BIOPIC, December 21, 2017: In recent years, Professor Fuchou Tang collaborated with Professor Jie Qiao to work on dissecting the DNA methylation reprogramming of human early embryos (Guo et al. 2014, Guo et al. 2015). On December 19, their new discoveries were published in Nature Genetics.  For the first time, the authors interrogated the DNA methylomes of human early embryos at single-cell resolution. They illustrated the balance of demethylation and de novo DNA methylation, as well as methylation divergency between parental genomes during the preimplantation epigenetic reprogramming process.

Figure 1 | DNA methylation reprogramming in human early embryos.

De novo methylation in early embryos

Previous studies reported that the DNA methylation reprogramming is a process of genome-wide DNA demethylation.  However, by recovering more informative cytosines on the genome at single-cell resolution, the authors further showed that there were two waves of de novo methylation occurred from early-pronuclei to mid-pronuclei and 4-cell stage to 8-cell stage respectively. Despite the transient feature of these de novo methylation events, they significantly enriched on transposable elements (TEs), suggesting a potential mechanism of DNA methylation to repress the activity of TEs in order to maintain the genome stability.

Figure 2 | Two waves of de novo methylation

Parental methylation divergency

Although the DNA methylation level of the sperm is much higher than that of oocytes, drastic demethylation occurs upon fertilization on both parental genomes. It is elusive that how parental genomes reprogramming their DNA methylation after the nuclei fused to be one.  By dissecting the heterozygous SNP loci and their linked methylation states, the authors tracked the parental genome methylations during preimplantation development. As a contrary to methylation in sperm and oocytes, the DNA methylation level of the paternal genome is much lower than that of the maternal genome. In other words, the maternal genome inherits much more epigenetic memory through DNA methylation to play more crucial roles in regulation of early development.

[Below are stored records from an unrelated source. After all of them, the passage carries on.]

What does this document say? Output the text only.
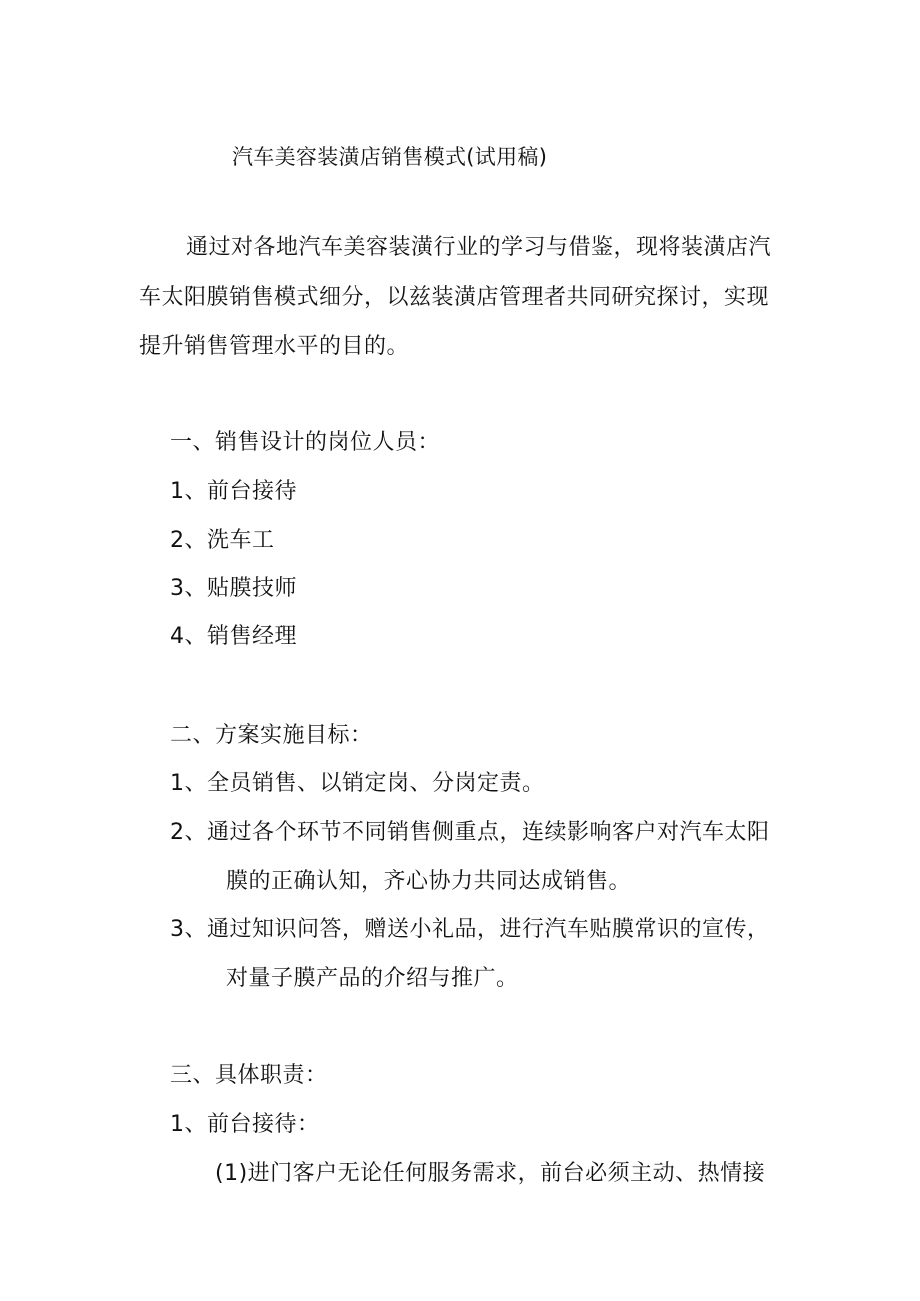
汽车美容装潢店销售模式(试用稿)
通过对各地汽车美容装潢行业的学习与借鉴，现将装潢店汽
车太阳膜销售模式细分，以兹装潢店管理者共同研究探讨，实现
提升销售管理水平的目的。
一、销售设计的岗位人员：
1、前台接待
2、洗车工
3、贴膜技师
4、销售经理
二、方案实施目标：
1、全员销售、以销定岗、分岗定责。
2、通过各个环节不同销售侧重点，连续影响客户对汽车太阳
膜的正确认知，齐心协力共同达成销售。
3、通过知识问答，赠送小礼品，进行汽车贴膜常识的宣传，
对量子膜产品的介绍与推广。
三、具体职责：
1、前台接待：
(1)进门客户无论任何服务需求，前台必须主动、热情接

Figure 3 | Parental genome DNA methylation dynamics

Lineage tracing by DNA methylation

Notably, the authors illustrated that the genetic lineage of 4-cell blastomeres could be resolved by using DNA methylation alone in both human and mice. The two daughter cells that come from the same mother cell showed more differences in DNA methylation distribution along the genome. This result provides evidences for lineage tracking by using DNA methylation and suggest the potential applications in other biological processes.

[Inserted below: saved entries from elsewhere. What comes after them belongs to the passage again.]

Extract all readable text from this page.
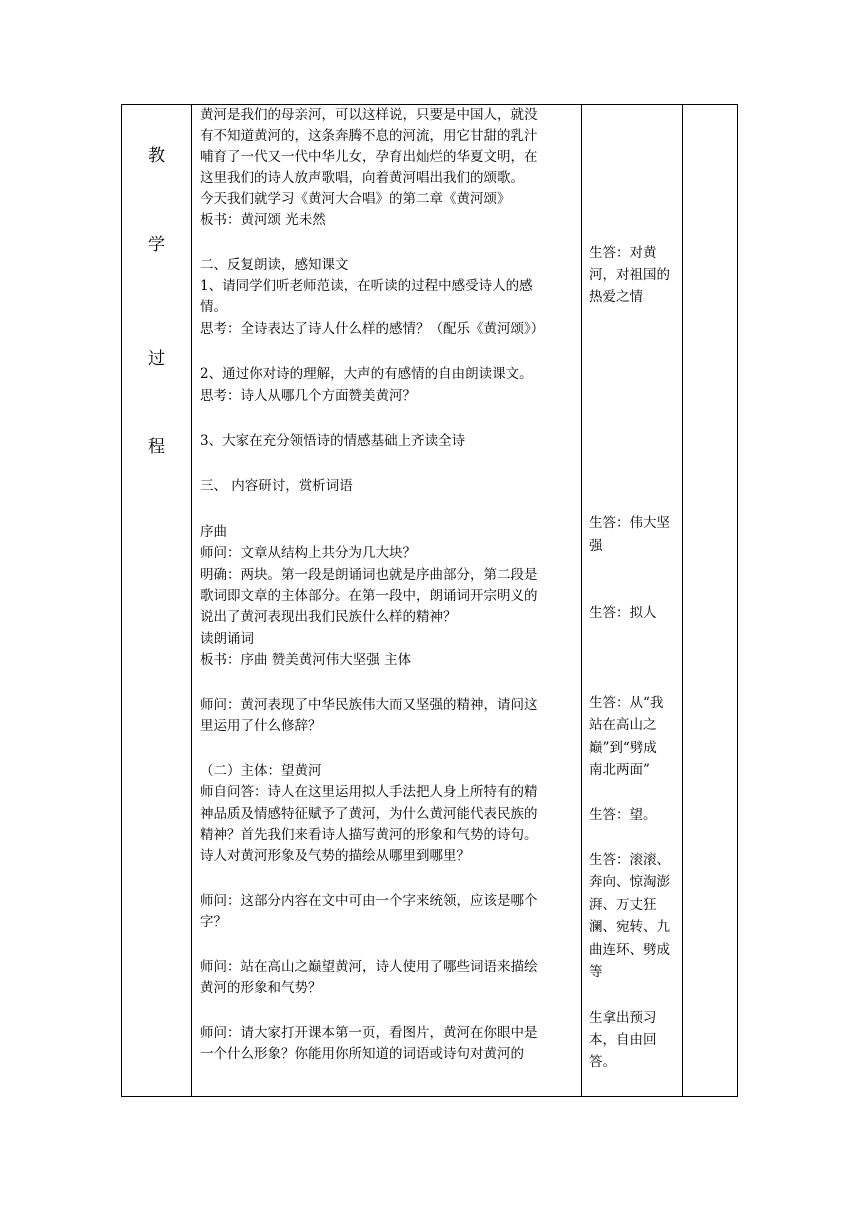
教
学
过
程

黄河是我们的母亲河，可以这样说，只要是中国人，就没

有不知道黄河的，这条奔腾不息的河流，用它甘甜的乳汁

哺育了一代又一代中华儿女，孕育出灿烂的华夏文明，在

这里我们的诗人放声歌唱，向着黄河唱出我们的颂歌。

今天我们就学习《黄河大合唱》的第二章《黄河颂》

板书：黄河颂 光未然

二、反复朗读，感知课文

1、请同学们听老师范读，在听读的过程中感受诗人的感

情。

思考：全诗表达了诗人什么样的感情？（配乐《黄河颂》）

2、通过你对诗的理解，大声的有感情的自由朗读课文。

思考：诗人从哪几个方面赞美黄河？

3、大家在充分领悟诗的情感基础上齐读全诗

三、 内容研讨，赏析词语

序曲

师问：文章从结构上共分为几大块？

明确：两块。第一段是朗诵词也就是序曲部分，第二段是

歌词即文章的主体部分。在第一段中，朗诵词开宗明义的

说出了黄河表现出我们民族什么样的精神？

读朗诵词

板书：序曲 赞美黄河伟大坚强 主体

师问：黄河表现了中华民族伟大而又坚强的精神，请问这

里运用了什么修辞？

（二）主体：望黄河

师自问答：诗人在这里运用拟人手法把人身上所特有的精

神品质及情感特征赋予了黄河，为什么黄河能代表民族的

精神？首先我们来看诗人描写黄河的形象和气势的诗句。

诗人对黄河形象及气势的描绘从哪里到哪里？

师问：这部分内容在文中可由一个字来统领，应该是哪个

字？

师问：站在高山之巅望黄河，诗人使用了哪些词语来描绘

黄河的形象和气势？

师问：请大家打开课本第一页，看图片，黄河在你眼中是

一个什么形象？你能用你所知道的词语或诗句对黄河的

生答：对黄

河，对祖国的

热爱之情

生答：伟大坚

强

生答：拟人

生答：从“我

站在高山之

巅”到“劈成

南北两面”

生答：望。

生答：滚滚、

奔向、惊淘澎

湃、万丈狂

澜、宛转、九

曲连环、劈成

等

生拿出预习

本，自由回

答。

Figure 4 | Lineage tracing of 4-cell blastomeres

Dr. Ping Zhu, Dr. Hongshan Guo, Dr. Yu Hou and Dr. Yixi Ren equally contributed to this work, Professor Fuchou Tang, Professor Jie Qiao and Professor Liying Yan were co-corresponding authors. This work is supported by National Natural Science Foundation of China, the National Basic Research Program of China, the Beijing Municipal Science and Technology Commission, the National High-Technology Research and Development Program and the Beijing Advanced Innovation Center for Genomics at Peking University.